Sounds to me like you need to set apt-proxy, or http replicator. Acts
like a proxy for deb files.
Look at http://gertjan.freezope.org/replicator/
Robert Storey wrote:
I'm wondering if there is a way that I can "reuse" deb files on another
machine. Let me explain more clearly:
If, for example, I do "apt-get install mmv", the package
mmv_1.01b-12.2_i386.deb will be downloaded into
directory /var/cache/apt/archives/ and then installed.

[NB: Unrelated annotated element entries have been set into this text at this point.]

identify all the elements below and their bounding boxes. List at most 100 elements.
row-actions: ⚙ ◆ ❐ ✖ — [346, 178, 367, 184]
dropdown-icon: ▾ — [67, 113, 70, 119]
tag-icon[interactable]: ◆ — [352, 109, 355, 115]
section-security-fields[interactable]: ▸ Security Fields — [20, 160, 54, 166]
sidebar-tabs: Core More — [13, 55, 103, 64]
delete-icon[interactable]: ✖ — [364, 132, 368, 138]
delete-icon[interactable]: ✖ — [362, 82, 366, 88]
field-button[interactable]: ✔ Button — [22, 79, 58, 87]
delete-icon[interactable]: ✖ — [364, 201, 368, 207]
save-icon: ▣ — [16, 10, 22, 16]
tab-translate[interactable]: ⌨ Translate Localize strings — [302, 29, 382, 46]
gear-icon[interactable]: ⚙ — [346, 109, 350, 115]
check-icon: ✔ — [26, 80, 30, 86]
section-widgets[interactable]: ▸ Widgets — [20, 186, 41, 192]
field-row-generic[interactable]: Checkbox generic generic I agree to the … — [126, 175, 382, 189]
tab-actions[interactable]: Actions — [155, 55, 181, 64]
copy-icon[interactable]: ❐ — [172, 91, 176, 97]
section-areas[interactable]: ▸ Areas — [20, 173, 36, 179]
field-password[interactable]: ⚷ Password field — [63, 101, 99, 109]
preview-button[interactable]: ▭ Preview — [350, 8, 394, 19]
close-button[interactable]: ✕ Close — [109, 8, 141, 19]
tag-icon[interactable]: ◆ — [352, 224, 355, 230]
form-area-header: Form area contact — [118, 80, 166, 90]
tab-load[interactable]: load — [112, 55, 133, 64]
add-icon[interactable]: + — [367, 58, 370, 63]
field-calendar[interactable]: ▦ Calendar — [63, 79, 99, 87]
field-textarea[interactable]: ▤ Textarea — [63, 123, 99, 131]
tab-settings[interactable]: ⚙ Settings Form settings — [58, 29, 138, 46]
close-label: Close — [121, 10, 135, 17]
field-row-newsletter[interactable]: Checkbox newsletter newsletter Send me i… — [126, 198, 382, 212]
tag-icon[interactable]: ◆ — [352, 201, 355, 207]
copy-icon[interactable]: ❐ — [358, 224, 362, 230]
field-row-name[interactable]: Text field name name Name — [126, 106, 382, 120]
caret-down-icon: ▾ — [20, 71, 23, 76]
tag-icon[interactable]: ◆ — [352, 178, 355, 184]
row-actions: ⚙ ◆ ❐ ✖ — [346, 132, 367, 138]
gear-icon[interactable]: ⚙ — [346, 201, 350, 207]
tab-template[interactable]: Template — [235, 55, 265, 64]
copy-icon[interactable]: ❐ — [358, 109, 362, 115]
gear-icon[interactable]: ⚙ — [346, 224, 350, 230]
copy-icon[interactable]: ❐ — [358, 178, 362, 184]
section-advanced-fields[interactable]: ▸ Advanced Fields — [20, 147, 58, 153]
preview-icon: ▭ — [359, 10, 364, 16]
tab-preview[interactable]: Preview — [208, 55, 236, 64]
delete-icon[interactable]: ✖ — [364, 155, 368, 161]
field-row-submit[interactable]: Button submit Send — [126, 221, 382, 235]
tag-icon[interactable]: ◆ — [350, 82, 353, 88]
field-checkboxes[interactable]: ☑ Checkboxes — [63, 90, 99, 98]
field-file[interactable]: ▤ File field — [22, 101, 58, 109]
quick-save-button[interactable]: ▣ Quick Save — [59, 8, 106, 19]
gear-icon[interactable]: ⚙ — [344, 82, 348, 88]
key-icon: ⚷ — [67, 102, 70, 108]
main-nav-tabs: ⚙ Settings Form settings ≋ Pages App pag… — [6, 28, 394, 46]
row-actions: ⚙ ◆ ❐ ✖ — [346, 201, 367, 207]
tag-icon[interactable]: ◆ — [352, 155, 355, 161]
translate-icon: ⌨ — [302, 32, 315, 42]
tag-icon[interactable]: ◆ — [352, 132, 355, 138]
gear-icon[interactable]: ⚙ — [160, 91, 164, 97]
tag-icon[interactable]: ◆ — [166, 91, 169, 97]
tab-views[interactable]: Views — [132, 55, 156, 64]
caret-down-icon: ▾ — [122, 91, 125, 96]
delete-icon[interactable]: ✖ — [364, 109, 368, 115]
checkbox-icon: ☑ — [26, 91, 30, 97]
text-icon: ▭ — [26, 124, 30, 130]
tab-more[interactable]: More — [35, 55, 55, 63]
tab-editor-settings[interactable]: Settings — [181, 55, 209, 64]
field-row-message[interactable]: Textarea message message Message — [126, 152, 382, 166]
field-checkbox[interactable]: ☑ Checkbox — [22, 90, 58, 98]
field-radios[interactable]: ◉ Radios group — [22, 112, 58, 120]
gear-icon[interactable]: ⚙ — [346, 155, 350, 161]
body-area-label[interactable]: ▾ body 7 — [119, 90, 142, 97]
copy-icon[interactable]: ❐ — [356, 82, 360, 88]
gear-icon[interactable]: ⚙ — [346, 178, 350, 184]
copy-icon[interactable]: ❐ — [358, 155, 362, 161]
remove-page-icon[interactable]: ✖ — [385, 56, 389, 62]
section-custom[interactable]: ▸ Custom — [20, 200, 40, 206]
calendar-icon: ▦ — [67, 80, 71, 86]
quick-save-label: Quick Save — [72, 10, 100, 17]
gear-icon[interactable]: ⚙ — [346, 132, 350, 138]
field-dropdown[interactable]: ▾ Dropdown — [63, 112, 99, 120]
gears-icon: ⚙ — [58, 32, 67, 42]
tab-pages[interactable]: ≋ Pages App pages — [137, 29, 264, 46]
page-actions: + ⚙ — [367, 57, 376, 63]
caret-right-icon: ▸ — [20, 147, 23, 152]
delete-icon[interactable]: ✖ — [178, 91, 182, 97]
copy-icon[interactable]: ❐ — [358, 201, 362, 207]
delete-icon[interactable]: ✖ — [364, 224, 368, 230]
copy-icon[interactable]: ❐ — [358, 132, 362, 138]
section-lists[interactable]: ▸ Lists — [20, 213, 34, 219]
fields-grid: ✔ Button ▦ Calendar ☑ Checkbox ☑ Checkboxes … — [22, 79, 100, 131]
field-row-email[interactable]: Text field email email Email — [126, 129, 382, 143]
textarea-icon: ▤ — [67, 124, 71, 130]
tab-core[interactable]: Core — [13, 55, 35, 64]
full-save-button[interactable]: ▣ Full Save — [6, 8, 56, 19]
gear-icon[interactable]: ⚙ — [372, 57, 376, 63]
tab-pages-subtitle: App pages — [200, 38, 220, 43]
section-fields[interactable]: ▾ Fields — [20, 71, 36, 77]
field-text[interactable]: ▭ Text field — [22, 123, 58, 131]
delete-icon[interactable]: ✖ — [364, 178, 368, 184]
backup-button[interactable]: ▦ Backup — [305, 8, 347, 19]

That's fine, but I have several computers running Debian. Let's say I copy
this deb file onto another machine, also to
directory /var/cache/apt/archives/ and then reissue the command "apt-get
install mmv". What happens is that the deb file is ignored and the file gets
downloaded again, and then installed.
Is there a way I can avoid the necessity for downloading the same file again
for every machine? The only way I can figure to do this is to burn the deb
files onto a CDROM and issue a "apt-cdrom -d /cdrom add" to add the CDROM
to /etc/apt/sources.list. This is kind of a kludge. I'm familiar with OpenBSD
and FreeBSD, and with those OS's, any packages or ports you download can also
be copied to other machines and installed directly. I'm just wondering if
there is a way to do this with Debian?